Borut Mavrič

Personal information
- Date of birth: 27 March 1970 (age 55)
- Place of birth: Šempeter pri Gorici, SFR Yugoslavia
- Height: 1.94 m (6 ft 4+1⁄2 in)
- Position: Goalkeeper

Youth career
- 1991–1993: Primorje

Senior career*
- Years: Team / Apps / (Gls)
- 1993–1994: Primorje / 23 / (0)
- 1994–2002: Gorica / 220 / (0)
- 2002–2004: Olimpija / 62 / (0)
- 2004–2007: Greuther Fürth / 72 / (0)
- 2007–2008: Gorica / 0 / (0)

International career
- 2003: Slovenia B / 1 / (0)
- 2004–2006: Slovenia / 18 / (0)

= Borut Mavrič =

Slovenian footballer

Borut Mavrič (born 27 March 1970) is a former Slovenian footballer.

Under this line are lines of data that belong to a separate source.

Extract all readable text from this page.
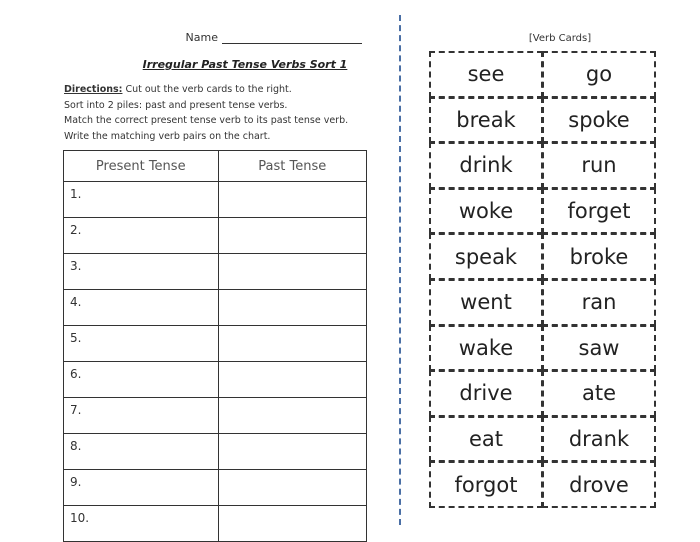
Name
Irregular Past Tense Verbs Sort 1

Directions: Cut out the verb cards to the right.

Sort into 2 piles: past and present tense verbs.

Match the correct present tense verb to its past tense verb.

Write the matching verb pairs on the chart.

Present Tense	Past Tense
1.	
2.	
3.	
4.	
5.	
6.	
7.	
8.	
9.	
10.	
[Verb Cards]
see	go
break	spoke
drink	run
woke	forget
speak	broke
went	ran
wake	saw
drive	ate
eat	drank
forgot	drove
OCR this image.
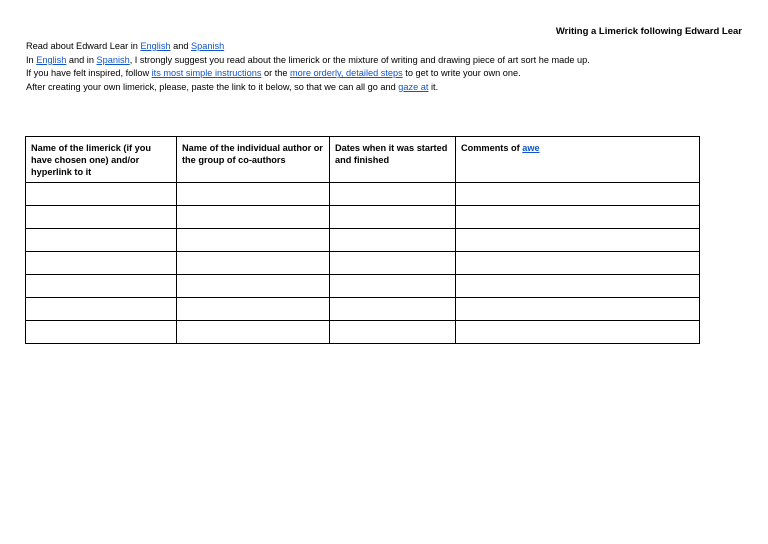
Writing a Limerick following Edward Lear

Read about Edward Lear in English and Spanish

In English and in Spanish, I strongly suggest you read about the limerick or the mixture of writing and drawing piece of art sort he made up.

If you have felt inspired, follow its most simple instructions or the more orderly, detailed steps to get to write your own one.

After creating your own limerick, please, paste the link to it below, so that we can all go and gaze at it.

Name of the limerick (if you have chosen one) and/or hyperlink to it	Name of the individual author or the group of co-authors	Dates when it was started and finished	Comments of awe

He represented Slovenia internationally.

==Club career==
Mavrič was born in Šempeter pri Gorici.

Greuther Fürth signed Mavrič in summer 2004 from Olimpija in a one-year deal and later signed a two-year extension in March 2005. He was released in March 2007, returning to Slovenia.

==International career==
Mavrič earned a total of 18 caps for Slovenia, scoring no goals.